A bad example: Drag Crash
A good Example: Drag-selecting any page crashes Mac builds in NSGetFactory
Step 3
Description
A detailed description of the bug containing test steps, expected and the actual results. The overview or description of a bug report is to explain the bug to the developer, including:
- Abstracted summary of behavior (e.g. interpretation of test failures)
- Justifications of why this is a bug
- Any relevant spec links
- Interpretation of the spec
- Information on other implementations

Step 4
Steps to Reproduce
We number our steps from beginning to end so developers can easily follow through by repeating the same process. We prefer to keep step numbers relatively whittled down by using the “>” symbol.
Example description for steps to reproduce a bug:
- Go to settings > Profile (this would take the user to new screen)
- Tap on More Options > Delete Account
This way you can provide more process information that leads to the next step without having a reproduction list that appears tediously long.
Step 5
Expected Result
The test results, including Expected Result and Actual Result, will show the developer what’s wrong. Expected Results describes what should have happened, and the Actual Result describes what actually happened.

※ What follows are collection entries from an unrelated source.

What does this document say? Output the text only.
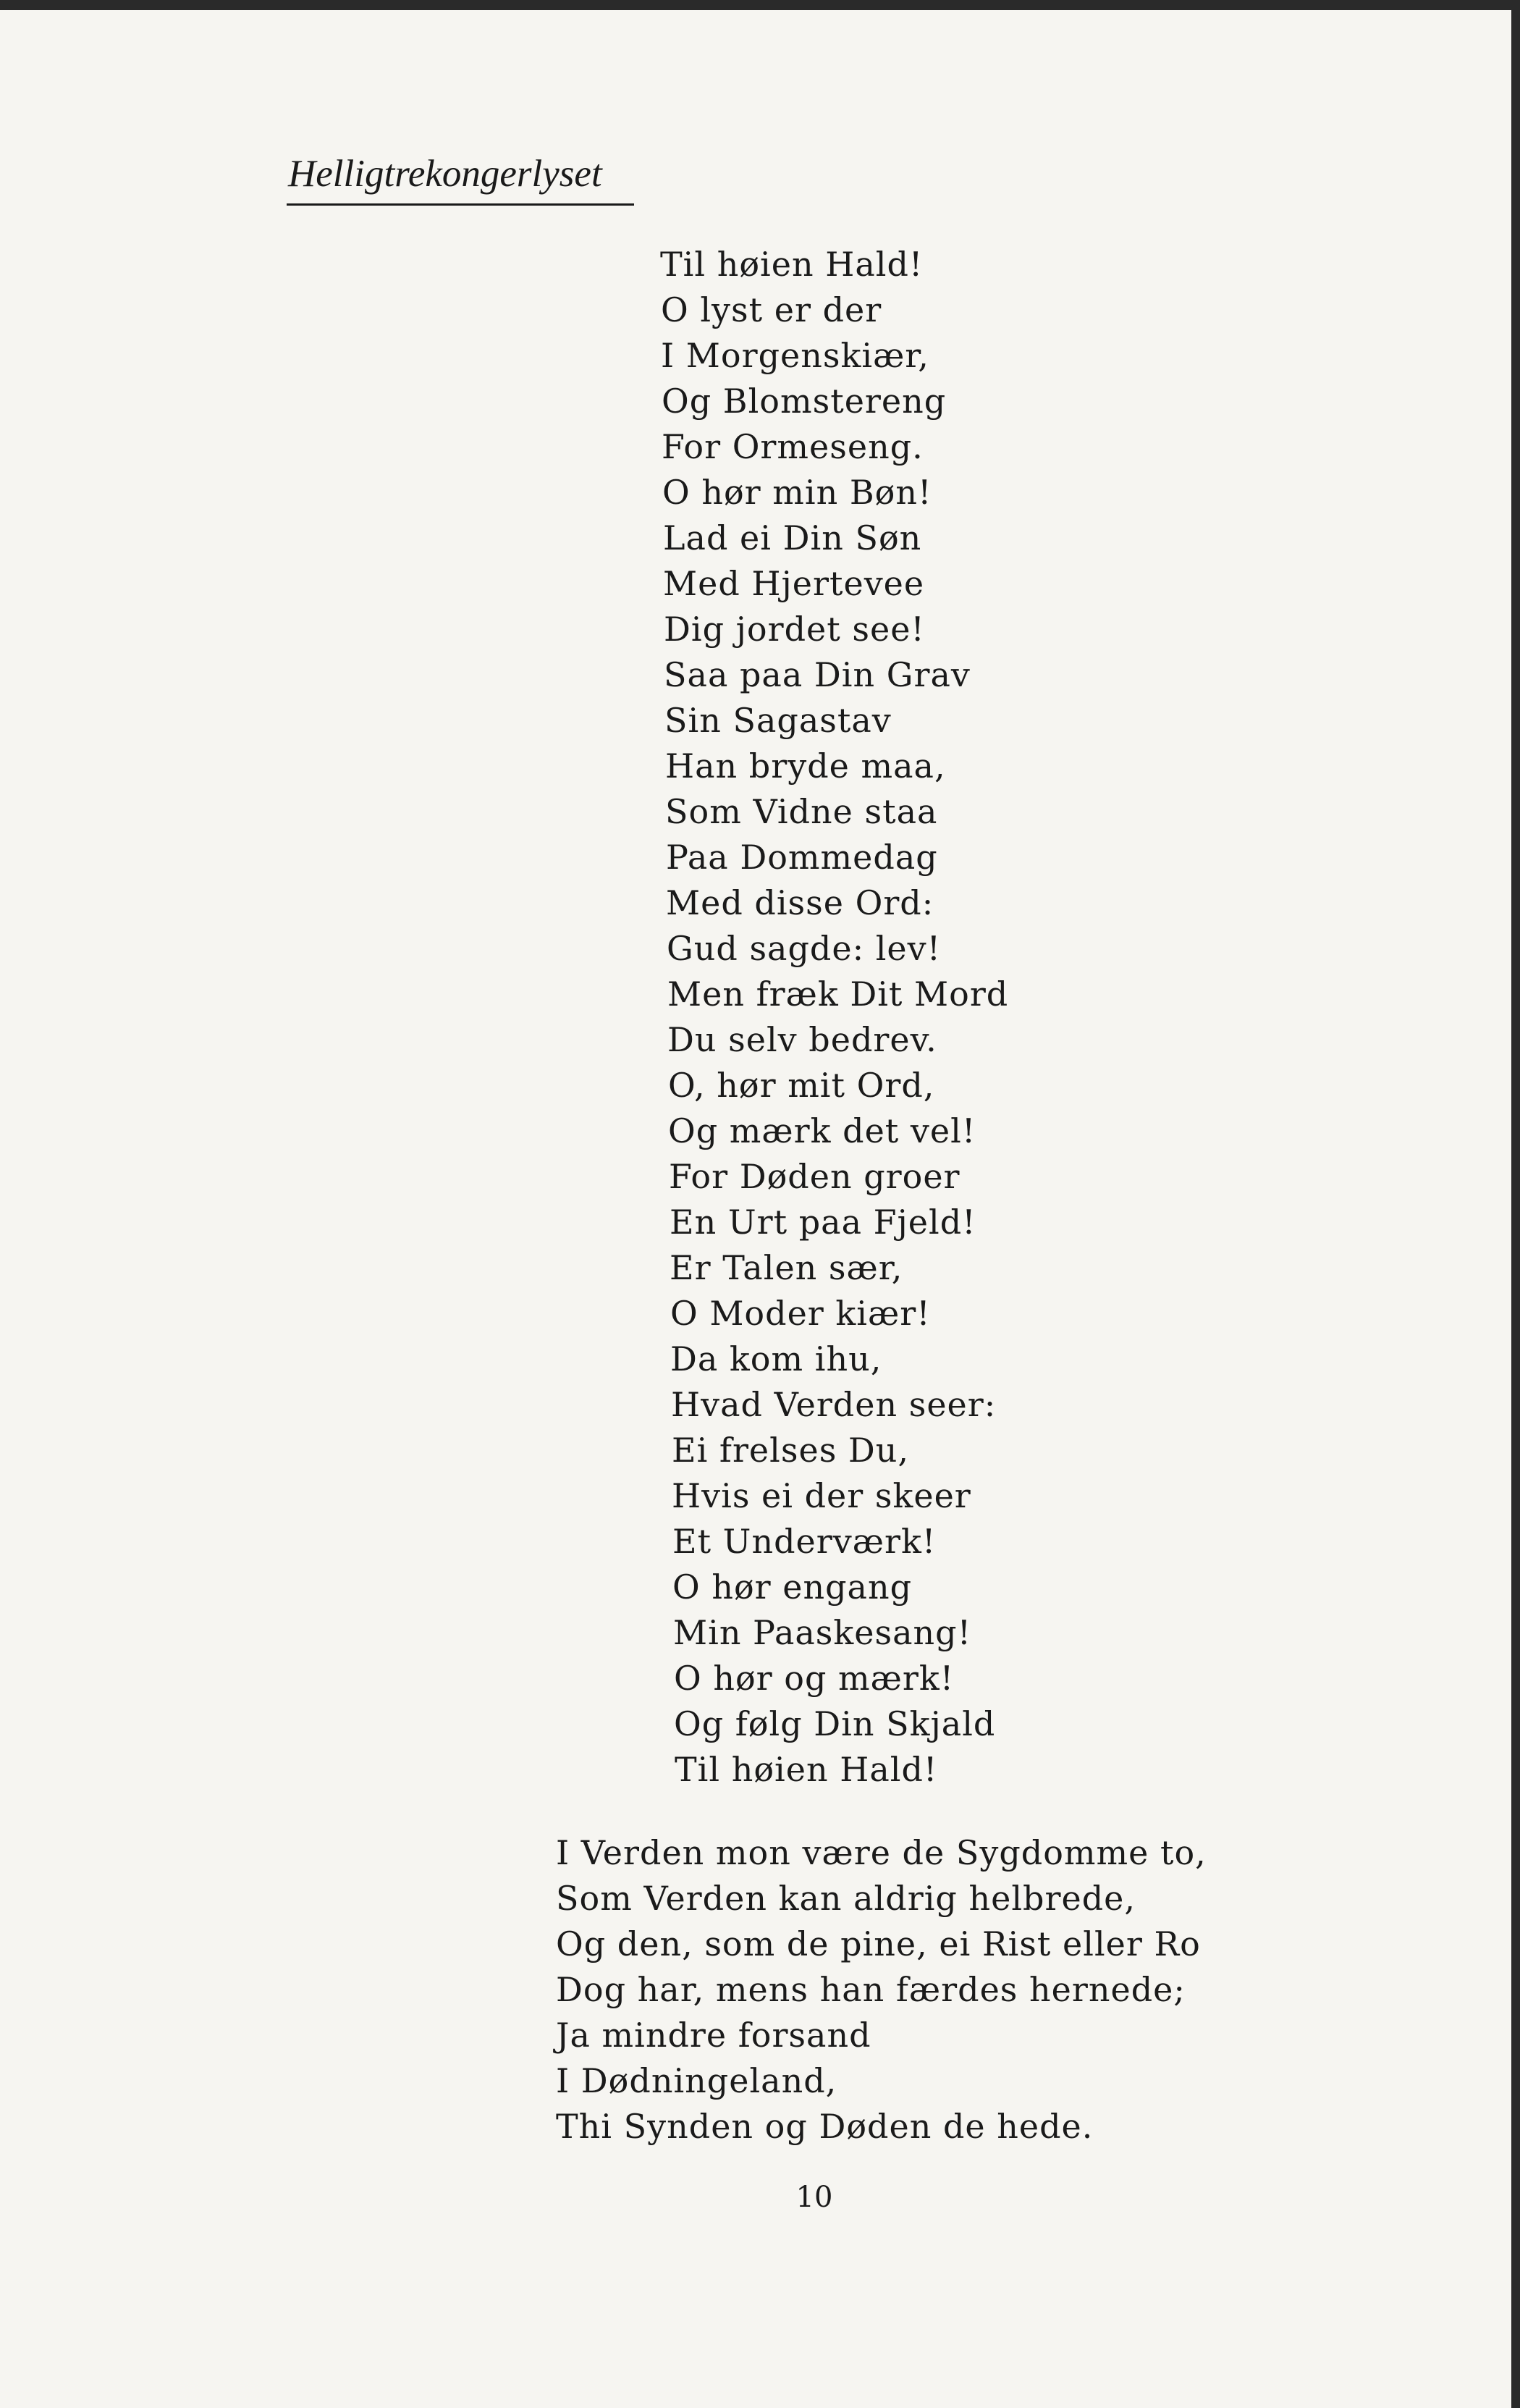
Helligtrekongerlyset
Til høien Hald!
O lyst er der
I Morgenskiær,
Og Blomstereng
For Ormeseng.
O hør min Bøn!
Lad ei Din Søn
Med Hjertevee
Dig jordet see!
Saa paa Din Grav
Sin Sagastav
Han bryde maa,
Som Vidne staa
Paa Dommedag
Med disse Ord:
Gud sagde: lev!
Men fræk Dit Mord
Du selv bedrev.
O, hør mit Ord,
Og mærk det vel!
For Døden groer
En Urt paa Fjeld!
Er Talen sær,
O Moder kiær!
Da kom ihu,
Hvad Verden seer:
Ei frelses Du,
Hvis ei der skeer
Et Underværk!
O hør engang
Min Paaskesang!
O hør og mærk!
Og følg Din Skjald
Til høien Hald!
I Verden mon være de Sygdomme to,
Som Verden kan aldrig helbrede,
Og den, som de pine, ei Rist eller Ro
Dog har, mens han færdes hernede;
Ja mindre forsand
I Dødningeland,
Thi Synden og Døden de hede.
10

Expected and Actual Results are necessary for a bug report. The former implies what the user is expecting or what the requirement contains, and the latter implies the outcome of the test execution.

Step 6
Proof
Any pertinent screenshots, videos, or log files should be attached. Testlio bug reports usually require both a video and a screenshot, depending on the nature of the issue. If the issue requires steps to trigger the bug, then a video is required. If the bug is, say, a minor UI issue that is always present, then a screenshot will suffice. Logs are also required no matter the issue.